Highlights & Insights

  • Elegant exploitation of temporal information: Using inter-frame variation directly as an uncertainty measure is simple yet effective, avoiding complex uncertainty modeling.
  • First selective perception for cooperative segmentation: Segmentation demands pixel-level precision, posing greater bandwidth challenges than detection — achieving 80%+ reduction is highly impressive.
  • Orthogonality to compression: Combining selection with compression achieves 1.46% bandwidth usage, demonstrating the complementarity of the two strategies.
  • Theoretical guarantees for \(\epsilon\)-Greedy training: A rigorous scaling analysis of gradient bias for sparse feature training is provided.

Limitations & Future Work

  • Assumes accurate pose estimation — in practice, GPS/localization errors may affect spatial transformation.
  • Validated on only two datasets (OPV2V and V2V4Real), limiting scene diversity.
  • The conformal temporal uncertainty relies solely on L1 distance, without modeling semantic-level changes.
  • Learnable thresholds \(q\) and \(\tau\) may require re-tuning under domain shift.
  • Multi-hop communication and heterogeneous sensor configurations are not addressed.
  • vs. Where2Comm: Where2Comm uses static confidence maps with fixed thresholds, ignoring temporal context. CooperTrim uses temporal uncertainty with adaptive thresholds, achieving 45%+ higher IoU and 72% lower bandwidth.
  • vs. SwissCheese: SwissCheese applies fixed-threshold channel/spatial selection. CooperTrim's adaptive mechanism achieves 18%+ higher IoU at comparable bandwidth.
  • vs. UniSense: UniSense employs uncertainty-driven selection but makes per-frame independent decisions.

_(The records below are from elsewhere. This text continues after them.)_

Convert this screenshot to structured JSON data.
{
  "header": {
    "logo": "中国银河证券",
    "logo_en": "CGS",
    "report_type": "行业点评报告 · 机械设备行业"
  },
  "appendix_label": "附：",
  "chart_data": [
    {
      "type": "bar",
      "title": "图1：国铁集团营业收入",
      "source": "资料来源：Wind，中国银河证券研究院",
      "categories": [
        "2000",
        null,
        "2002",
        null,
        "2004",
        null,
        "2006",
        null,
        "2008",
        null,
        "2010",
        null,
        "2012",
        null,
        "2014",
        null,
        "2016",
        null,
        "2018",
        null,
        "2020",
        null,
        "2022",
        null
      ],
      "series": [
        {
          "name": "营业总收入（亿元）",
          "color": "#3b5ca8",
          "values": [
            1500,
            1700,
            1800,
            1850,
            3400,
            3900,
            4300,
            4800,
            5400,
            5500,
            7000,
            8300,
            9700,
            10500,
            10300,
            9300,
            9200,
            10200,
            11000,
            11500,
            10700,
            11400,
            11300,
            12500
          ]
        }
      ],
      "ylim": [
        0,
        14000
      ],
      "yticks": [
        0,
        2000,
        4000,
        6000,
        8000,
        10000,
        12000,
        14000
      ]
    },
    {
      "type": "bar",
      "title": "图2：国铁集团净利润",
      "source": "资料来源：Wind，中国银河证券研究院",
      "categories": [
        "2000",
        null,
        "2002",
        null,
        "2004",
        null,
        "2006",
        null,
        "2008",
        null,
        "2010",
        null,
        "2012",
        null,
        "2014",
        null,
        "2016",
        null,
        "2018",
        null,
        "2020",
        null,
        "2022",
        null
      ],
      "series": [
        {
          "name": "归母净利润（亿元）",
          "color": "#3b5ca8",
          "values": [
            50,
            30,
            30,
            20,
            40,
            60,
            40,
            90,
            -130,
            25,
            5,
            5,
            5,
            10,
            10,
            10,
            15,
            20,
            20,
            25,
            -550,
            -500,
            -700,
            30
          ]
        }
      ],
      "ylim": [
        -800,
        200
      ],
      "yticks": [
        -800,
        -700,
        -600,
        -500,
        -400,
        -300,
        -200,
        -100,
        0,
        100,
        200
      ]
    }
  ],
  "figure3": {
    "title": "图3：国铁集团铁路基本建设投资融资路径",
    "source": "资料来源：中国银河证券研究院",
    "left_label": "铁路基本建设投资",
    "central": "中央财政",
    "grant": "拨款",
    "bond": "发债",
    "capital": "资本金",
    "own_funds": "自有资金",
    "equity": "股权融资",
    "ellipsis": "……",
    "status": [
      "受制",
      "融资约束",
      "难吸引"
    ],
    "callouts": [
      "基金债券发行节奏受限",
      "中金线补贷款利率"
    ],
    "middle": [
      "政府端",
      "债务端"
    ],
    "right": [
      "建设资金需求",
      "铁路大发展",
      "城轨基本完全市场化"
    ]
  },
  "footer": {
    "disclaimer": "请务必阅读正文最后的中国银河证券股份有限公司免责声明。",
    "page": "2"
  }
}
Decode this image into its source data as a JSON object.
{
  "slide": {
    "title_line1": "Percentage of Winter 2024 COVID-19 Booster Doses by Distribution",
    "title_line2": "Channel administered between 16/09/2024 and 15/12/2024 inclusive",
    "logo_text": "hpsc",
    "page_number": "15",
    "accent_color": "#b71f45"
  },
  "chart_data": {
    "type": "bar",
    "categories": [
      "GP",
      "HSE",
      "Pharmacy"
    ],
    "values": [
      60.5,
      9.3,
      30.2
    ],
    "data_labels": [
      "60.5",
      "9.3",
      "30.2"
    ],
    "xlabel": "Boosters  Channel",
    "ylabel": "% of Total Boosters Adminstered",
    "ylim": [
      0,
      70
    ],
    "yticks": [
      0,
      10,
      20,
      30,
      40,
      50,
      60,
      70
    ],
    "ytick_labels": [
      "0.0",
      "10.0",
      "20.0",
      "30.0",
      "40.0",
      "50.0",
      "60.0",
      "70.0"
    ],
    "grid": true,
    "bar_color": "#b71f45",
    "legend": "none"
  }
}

CooperTrim uses temporal contrast to reduce redundant transmission.
  • Implications for edge AI: The paradigm of demand-driven transmission guided by temporal differences is transferable to any bandwidth-constrained distributed perception scenario.

Rating

  • Novelty: ⭐⭐⭐⭐ The combination of temporal uncertainty and adaptive volume is novel, though individual components are not entirely new.
  • Experimental Thoroughness: ⭐⭐⭐⭐⭐ Multi-model / multi-task / multi-strategy comparisons, compression compatibility, and robustness analyses.
  • Writing Quality: ⭐⭐⭐⭐ Problem formulation is clear, though some equations could be more concise.
  • Value: ⭐⭐⭐⭐ Substantially advances the practical deployment of cooperative perception systems.